Большими тиражами печатались книги Генри Форда о евреях, статья Маркса о них же, книги и брошюры с интригующими названиями: «Правда о русских евреях», «Сто законов из Талмуда», «Еврейский вопрос» Достоевского, «Евреи в России» Селянинова, «Еврейская оккупация России» Русича, монументальный труд Ю. М. Иванова «Евреи в русской истории». Особенно сильно поражали сознание самые последние книги современных авторов: председателя теневого правительства академика Виктора Ивановича Корчагина: «Суд над академиком», огневая, убойная книга Бориса Миронова «Что делать русским в России».

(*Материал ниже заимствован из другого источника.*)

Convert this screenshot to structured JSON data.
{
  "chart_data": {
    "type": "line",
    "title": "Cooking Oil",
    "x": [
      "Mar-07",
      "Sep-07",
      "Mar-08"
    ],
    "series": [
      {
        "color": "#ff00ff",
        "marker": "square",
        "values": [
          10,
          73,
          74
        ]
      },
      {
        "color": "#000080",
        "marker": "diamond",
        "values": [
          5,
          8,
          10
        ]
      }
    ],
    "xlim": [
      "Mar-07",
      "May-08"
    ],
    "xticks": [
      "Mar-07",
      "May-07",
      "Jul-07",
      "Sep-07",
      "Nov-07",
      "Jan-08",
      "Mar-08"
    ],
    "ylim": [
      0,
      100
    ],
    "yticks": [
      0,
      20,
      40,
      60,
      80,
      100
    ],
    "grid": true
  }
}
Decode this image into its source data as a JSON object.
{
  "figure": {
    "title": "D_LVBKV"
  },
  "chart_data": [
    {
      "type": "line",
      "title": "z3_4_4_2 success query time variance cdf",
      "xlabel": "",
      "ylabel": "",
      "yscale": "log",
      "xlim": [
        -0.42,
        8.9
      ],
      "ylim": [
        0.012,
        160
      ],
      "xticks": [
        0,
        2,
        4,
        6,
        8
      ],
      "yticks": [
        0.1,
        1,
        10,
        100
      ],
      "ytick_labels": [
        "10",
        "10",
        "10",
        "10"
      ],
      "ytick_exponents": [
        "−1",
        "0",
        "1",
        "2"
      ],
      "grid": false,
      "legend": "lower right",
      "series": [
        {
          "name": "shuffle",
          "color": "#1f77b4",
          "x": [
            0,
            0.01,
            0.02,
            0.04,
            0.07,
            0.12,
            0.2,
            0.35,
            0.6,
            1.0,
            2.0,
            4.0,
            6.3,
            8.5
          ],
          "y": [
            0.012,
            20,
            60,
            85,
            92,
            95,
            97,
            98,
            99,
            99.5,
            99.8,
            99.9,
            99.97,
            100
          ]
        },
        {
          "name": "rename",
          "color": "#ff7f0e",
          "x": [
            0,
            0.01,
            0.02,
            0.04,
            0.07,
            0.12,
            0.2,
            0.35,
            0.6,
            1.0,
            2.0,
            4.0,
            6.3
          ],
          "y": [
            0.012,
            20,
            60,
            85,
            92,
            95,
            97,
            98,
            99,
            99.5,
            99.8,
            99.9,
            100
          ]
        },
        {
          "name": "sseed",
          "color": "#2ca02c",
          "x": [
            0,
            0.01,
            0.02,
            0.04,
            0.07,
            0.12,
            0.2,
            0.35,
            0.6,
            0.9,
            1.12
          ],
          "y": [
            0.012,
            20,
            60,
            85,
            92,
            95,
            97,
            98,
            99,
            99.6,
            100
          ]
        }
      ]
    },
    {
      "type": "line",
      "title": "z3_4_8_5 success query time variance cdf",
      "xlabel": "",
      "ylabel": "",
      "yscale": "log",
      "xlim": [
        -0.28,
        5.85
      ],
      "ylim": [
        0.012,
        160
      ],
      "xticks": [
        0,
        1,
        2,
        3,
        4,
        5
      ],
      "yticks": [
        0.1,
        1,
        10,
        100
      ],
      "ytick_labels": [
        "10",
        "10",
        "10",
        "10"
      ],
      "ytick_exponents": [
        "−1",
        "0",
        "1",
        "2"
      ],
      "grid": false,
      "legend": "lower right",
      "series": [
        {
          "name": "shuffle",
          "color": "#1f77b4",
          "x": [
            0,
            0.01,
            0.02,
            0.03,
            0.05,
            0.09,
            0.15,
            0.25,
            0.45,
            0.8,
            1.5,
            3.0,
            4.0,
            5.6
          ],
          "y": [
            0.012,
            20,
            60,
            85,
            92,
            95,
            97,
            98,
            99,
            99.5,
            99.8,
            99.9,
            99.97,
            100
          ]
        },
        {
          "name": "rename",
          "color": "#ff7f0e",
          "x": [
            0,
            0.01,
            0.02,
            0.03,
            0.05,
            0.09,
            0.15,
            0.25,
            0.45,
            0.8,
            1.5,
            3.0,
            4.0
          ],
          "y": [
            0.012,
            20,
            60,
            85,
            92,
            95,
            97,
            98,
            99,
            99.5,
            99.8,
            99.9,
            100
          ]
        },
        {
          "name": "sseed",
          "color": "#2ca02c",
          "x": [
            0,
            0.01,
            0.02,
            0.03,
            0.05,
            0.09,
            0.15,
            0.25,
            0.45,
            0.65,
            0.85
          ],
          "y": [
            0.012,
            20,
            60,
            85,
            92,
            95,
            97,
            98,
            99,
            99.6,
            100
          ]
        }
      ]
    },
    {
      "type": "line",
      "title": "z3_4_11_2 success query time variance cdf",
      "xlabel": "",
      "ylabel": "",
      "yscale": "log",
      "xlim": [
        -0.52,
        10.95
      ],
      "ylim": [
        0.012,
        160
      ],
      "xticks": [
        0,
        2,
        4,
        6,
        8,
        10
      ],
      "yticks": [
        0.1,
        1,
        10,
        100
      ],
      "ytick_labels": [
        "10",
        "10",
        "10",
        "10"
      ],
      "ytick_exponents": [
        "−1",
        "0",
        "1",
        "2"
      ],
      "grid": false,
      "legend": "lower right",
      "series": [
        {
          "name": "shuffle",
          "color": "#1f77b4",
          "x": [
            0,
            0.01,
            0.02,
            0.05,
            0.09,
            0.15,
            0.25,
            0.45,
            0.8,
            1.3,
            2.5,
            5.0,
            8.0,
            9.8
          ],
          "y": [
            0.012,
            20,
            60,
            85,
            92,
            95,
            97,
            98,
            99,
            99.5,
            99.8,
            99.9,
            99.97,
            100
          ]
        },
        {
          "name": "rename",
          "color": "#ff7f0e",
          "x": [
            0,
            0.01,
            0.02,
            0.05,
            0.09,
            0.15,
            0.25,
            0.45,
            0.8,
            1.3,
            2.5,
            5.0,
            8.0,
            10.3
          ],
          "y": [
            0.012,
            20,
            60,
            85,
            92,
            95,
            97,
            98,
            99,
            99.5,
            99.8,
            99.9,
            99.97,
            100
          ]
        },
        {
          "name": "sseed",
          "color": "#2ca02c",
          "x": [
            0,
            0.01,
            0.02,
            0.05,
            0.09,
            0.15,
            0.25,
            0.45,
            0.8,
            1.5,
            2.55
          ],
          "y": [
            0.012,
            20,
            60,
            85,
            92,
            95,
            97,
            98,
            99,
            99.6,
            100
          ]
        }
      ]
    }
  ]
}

Отмена цензуры, вожделенная для каждого еврея свобода печати и слова… Что хочешь, то и говори, полный запрет контроля над деятельностью газет, типографий, издательств — все то, чего с такой яростью добивались евреи и чего они, наконец, добились, — этот злобный и могучий джин, которого выпустили евреи на свободу, схватил их же первых за горло и больно сдавил все связки. Бумеранг, запущенный в Россию мировым еврейством, тотчас же вернулся к ним и больно ударил в самое темя. Евреи зашатались, захрипели, — они б уж и вернулись к цензуре, но поздно! Ураган бесконтрольной свободы ворвался едва ли не в каждую русскую семью, показал русским еврея. И страсти народного гнева, подспудно кипевшие в каждой душе, вдруг нашли свое направление. И хотя евреи еще плотным клубком копошились в Кремле, сидели во всех начальственных креслах гигантского государственного организма, но покоя уж не было. И не было той окрыляющей веры во вседозволенность, в близкую и окончательную власть над миром; на смену пришла растерянность.
— Я получаю газеты! — выкрикнул хозяин. — В отличие от вас, жующих только одну вонючую демократическую жвачку, я читаю газеты «Завтра», «Дуэль», «Советскую Россию». Вы, Гиви, как и вся ваша еврейская братия, слепы и малограмотны. Вот уж чего я не знал и только здесь, на краю света, понял: вы всегда были малограмотны, потому что терпеть не можете гойских книг, гойских газет, гойской музыки. А только там и сосредоточены подлинные знания и подлинная культура. Вон почитайте Вагнера: «Евреи в музыке» или вашего Отто Вейнингера. Да что там! Вы хотя бы своего главного раввина Маркса о себе прочли!.. Ведь это он посоветовал всем народам мира эмансипировать себя от вас, то есть избавиться от еврейства. Ему принадлежат слова: еврей — элемент антисоциальный. А не то Христа, который назвал вас детьми дьявола, призванными в мир, чтобы исполнять похоти отца вашего.
Разговор становился неприятным; даже радикальный Сергей и жадно ловящая каждое слово о евреях Саша не хотели бы такого накала страстей в присутствии хозяйки–еврейки, больной и несчастной женщины, но хозяин был неистощим, и, казалось, он долго не сможет остановить поток своего красноречия, но тут все понимающая, деликатная и тактичная Нина Ивановна, коснувшись руки хозяина, мягко проговорила:
— Да, в России сейчас закипели страсти вокруг евреев, — там теперь и в магазине, и в трамвае услышишь резкие суждения, но нам бы хотелось больше послушать о вашем деле. Говорят, вы купили здесь завод и наладили выпуск авторучек — точно таких же, которые раньше под вашим руководством выпускал ленинградский завод «Союз»?.. Рассказали бы!..
Николай Амвросьевич эффектным жестом извлек из нагрудного карманчика куртки металлическую ручку, в точности похожую на те, которые раньше, во время так называемого застоя, можно было купить в любом магазине любого города Советского Союза.
— Вот вам, дарю! Это первая из ручек, производство которых я наладил здесь, в Перте. Я берег ее, как дражайшую реликвию, но вам — дарю! Пишите ею письма родным и дорогим людям, и каждому, который имеет счастье вам понравиться, — завидую такому и ничего бы так не хотел в своей жизни, как только очутиться на месте такого счастливчика…
— Коля!.. Ты выпил и говоришь такое… — надула губы и сильно покраснела Соня. Вилка в ее руках мелко дрожала, вся она сотрясалась от прилива гнева и ненависти к залетевшим в ее дом так неожиданно землякам. Да, теперь она их ненавидела; она все время боялась, что ее нежно любимый супруг Николай встретит русскую женщину, которая ему понравится, и, кажется, это случилось. Нина Ивановна ему понравилась, он этого и не скрывает. И даже демонстративно и при всех признается ей в любви, — этого Соня не переживет.